The Outsider floats where he had been, as if he’d never moved at all. Corvo flexes his Marked hand and feels… human.

“A gift,” the Outsider says. His eyes are on Corvo’s hand.

“What?” Corvo asks.

“It is no matter of cost,” the Outsider clarifies. His gaze drags to Corvo’s face, black and shining and overwhelmingly present. “A gift. You owe me nothing.”

The drunk passes below the window, a swell of song. What will we do with the drunken whaler! It passes as the man proceeds down the street, and still the Outsider doesn’t explain, and still he doesn’t leave.

“Why?” Corvo asks at last.

The Outsider smiles.

“And why did you offer so much to Jessamine,” he whispers, only his whisper is as loud in Corvo’s ears as a pistol going off, “with no thought of repayment?”

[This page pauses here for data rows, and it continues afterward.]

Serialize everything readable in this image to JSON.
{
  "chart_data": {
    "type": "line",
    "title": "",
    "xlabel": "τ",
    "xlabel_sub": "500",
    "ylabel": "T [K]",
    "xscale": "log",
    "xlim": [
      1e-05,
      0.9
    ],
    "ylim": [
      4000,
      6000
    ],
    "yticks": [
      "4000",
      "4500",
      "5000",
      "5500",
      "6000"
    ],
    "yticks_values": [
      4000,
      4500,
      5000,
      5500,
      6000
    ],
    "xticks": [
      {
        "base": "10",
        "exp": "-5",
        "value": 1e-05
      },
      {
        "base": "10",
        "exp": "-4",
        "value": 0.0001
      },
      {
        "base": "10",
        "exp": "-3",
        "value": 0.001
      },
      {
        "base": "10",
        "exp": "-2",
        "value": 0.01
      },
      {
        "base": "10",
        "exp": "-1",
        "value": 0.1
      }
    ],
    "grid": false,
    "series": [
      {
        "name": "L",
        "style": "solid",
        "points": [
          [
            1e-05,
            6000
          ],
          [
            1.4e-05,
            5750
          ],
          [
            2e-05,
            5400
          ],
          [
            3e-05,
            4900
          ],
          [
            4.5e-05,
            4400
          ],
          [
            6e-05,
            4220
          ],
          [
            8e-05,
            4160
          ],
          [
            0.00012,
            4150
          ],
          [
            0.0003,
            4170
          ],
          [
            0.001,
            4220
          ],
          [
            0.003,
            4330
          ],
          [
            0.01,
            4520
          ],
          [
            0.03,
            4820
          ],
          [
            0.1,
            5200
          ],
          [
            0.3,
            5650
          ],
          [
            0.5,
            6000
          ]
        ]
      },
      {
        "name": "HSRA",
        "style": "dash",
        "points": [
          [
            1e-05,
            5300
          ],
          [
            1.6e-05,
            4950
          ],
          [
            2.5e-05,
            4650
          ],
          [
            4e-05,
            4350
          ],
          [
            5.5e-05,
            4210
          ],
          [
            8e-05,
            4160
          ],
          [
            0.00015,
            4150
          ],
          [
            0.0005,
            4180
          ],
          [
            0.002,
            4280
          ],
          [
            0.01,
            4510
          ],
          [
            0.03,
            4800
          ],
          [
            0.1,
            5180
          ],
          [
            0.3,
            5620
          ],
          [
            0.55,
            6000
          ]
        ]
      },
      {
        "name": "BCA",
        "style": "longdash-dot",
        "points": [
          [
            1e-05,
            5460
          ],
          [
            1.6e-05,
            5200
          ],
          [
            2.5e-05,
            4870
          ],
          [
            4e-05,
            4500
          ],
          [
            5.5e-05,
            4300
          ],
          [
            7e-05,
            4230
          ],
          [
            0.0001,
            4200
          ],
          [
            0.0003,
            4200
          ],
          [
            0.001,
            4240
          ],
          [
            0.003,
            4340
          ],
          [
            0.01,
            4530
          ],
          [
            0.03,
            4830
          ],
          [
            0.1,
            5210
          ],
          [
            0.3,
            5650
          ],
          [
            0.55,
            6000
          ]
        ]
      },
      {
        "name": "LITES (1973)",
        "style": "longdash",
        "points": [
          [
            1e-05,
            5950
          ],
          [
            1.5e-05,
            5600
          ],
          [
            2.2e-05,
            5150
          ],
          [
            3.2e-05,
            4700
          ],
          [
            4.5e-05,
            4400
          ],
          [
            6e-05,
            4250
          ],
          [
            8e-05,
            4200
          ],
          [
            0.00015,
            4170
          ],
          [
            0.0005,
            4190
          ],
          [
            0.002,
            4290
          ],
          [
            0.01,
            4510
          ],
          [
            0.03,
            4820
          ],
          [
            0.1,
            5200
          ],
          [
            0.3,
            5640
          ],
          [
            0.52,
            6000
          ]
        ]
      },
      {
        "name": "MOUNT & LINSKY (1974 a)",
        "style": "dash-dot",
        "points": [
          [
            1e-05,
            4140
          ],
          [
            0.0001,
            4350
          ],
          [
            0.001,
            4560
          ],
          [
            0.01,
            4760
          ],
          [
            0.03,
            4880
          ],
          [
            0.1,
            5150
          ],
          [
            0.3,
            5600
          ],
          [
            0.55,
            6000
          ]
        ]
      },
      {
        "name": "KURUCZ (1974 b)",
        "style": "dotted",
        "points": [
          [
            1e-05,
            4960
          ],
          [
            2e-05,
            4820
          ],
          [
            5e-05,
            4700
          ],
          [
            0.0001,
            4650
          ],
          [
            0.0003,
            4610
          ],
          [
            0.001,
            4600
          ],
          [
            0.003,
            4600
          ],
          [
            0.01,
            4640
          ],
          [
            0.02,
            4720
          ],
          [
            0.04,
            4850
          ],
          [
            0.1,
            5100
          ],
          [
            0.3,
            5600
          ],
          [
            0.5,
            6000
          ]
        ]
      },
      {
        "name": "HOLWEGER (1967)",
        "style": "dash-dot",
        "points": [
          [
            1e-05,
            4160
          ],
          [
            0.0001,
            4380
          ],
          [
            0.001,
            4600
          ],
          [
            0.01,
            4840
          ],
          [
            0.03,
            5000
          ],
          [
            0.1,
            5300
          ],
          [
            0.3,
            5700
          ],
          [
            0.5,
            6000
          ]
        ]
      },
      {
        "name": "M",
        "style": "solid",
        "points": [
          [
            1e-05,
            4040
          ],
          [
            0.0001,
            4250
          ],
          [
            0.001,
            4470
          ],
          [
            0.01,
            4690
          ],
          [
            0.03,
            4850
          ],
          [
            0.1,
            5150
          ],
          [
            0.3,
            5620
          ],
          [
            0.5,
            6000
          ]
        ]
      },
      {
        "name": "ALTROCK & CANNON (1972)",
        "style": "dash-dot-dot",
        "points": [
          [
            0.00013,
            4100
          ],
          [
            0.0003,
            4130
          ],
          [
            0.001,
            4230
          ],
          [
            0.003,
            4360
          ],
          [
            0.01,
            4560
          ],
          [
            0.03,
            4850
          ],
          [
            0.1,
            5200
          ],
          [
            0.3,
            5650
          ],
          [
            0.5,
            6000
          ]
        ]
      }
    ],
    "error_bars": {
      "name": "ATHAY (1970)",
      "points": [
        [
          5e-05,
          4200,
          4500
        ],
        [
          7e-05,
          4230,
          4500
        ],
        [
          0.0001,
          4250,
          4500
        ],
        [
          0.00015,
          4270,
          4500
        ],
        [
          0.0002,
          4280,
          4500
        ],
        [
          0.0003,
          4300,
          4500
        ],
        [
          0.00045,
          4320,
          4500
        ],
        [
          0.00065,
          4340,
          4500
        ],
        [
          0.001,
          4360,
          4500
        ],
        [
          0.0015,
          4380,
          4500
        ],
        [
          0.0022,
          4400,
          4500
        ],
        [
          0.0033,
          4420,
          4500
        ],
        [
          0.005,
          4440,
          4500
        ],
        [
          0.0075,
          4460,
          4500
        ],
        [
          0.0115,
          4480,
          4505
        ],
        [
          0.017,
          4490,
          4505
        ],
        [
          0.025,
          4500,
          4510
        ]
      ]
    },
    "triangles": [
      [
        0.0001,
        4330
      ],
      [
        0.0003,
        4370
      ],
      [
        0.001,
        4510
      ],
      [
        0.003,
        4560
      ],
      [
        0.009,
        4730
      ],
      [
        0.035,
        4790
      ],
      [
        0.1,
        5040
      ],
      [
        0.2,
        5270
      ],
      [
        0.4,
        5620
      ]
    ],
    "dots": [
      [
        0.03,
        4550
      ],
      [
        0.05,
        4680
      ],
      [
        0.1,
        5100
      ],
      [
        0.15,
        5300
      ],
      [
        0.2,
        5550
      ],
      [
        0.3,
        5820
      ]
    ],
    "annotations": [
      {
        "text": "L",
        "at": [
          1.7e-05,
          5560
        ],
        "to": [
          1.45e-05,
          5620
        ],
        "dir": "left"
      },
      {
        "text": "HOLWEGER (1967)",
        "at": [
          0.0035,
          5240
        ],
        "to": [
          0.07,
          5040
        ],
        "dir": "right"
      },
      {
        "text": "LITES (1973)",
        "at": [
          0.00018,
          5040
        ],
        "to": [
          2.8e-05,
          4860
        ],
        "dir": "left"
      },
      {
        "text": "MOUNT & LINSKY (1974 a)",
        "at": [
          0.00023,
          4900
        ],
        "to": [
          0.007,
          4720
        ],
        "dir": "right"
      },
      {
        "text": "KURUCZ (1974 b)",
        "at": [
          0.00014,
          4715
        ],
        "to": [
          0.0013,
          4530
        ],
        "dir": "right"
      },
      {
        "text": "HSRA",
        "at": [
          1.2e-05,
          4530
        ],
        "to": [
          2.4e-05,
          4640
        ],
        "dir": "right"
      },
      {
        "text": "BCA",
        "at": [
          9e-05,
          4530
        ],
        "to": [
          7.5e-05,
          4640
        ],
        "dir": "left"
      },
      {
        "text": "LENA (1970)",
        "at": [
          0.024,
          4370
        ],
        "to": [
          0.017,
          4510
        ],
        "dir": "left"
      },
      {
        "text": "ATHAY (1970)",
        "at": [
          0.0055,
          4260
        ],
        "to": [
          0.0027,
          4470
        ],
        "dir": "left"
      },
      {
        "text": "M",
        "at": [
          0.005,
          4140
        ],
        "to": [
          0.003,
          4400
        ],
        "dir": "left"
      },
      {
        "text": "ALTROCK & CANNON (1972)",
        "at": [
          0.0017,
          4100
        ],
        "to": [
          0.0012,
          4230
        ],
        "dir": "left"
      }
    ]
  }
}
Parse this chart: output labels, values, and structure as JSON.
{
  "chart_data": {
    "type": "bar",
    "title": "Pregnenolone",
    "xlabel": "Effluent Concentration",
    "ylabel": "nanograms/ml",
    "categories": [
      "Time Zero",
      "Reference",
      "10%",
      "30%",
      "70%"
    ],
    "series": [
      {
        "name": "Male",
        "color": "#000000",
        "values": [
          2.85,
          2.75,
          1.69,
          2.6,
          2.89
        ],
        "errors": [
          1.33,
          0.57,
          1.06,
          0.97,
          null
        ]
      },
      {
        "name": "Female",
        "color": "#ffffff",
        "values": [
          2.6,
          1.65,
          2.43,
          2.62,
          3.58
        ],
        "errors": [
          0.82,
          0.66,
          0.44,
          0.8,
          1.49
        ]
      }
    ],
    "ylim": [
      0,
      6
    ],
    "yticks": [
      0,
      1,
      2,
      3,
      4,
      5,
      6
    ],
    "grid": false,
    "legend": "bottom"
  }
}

He swallows nausea and bitter ache.

“Love,” he grinds out and the Outsider inclines his head. Still that strange turn to his lips, his whole face somehow changed by it.

“Just so.”

This silence lasts far too long, with no drunken song below the window to mark it.

“But you,” the words spill from his tongue, he is so numb, shock in the heartbeat in his ears. “You told me, a thing with no heart?”

“Oh,” the Outsider says. Corvo would call it pity, but he does not know directed at who. “But I gave you my heart, molded by my own two hands, don’t you remember? I am no thing without a heart. I am, it seems, capable of love.”

“I don’t understand,” Corvo manages. “I don’t… you never spoke of this.”

The smile doesn’t fade.

“What is to love in a god?” the Outsider asks, rhetorical and faintly bitter. “What could I offer? I have no family, no warmth, no impulse to fuck. I could offer you no home and no happiness. The love of a god is nothing to covet.”

He turns in the rustle of linen and creaking leather, as real as he's ever been.

“I offered you what I could, such things as I have to give, and you… you wanted none of it. I don't have even a Void’s-damned name.”

“I,” Corvo manages, and then fails because his pulse is roaring and his guts are twisting and his feels sick, sick and blindsided and more than all of that his chest aches.

“I expect nothing of you,” the Outsider says, enough time gone to know Corvo has nothing to say. “I take back the last gift but keep what you’ve already accepted. There is nothing owed between us. Consider all debts settled.”

He’s walking to the door and Corvo almost doesn’t realize how unprecedented that is, until the Outsider is turning through the doorway and disappearing into the hallway, out of sight-

“You-!” he says and lunges from his cramped position kneeling before the shrine, curses as he stumbles over the rug and lunges to throw the door open wide. He looks wildly up and down the hall and it is abandoned and empty, dusty with it, no footstep in the thread of the carpet.

He is alone. He is utterly, absolutely alone.

“You, you stupid,” Corvo chants, mostly to himself, and clutches at the ache in his chest.


He writes a letter. He writes another letter. If pressed he could say what their contents are but they are immaterial to the Empire and some days that which is inessential falls to the side. Indeed, most days.

He thinks little of it.

His lungs work. He sips whiskey by the fire and watches the flames dance and he thinks of the past. There can be no future that is not this, he knows. This is the best possible future, he’s sure of that, and if the price is his own empty chest then what a little price it is to pay.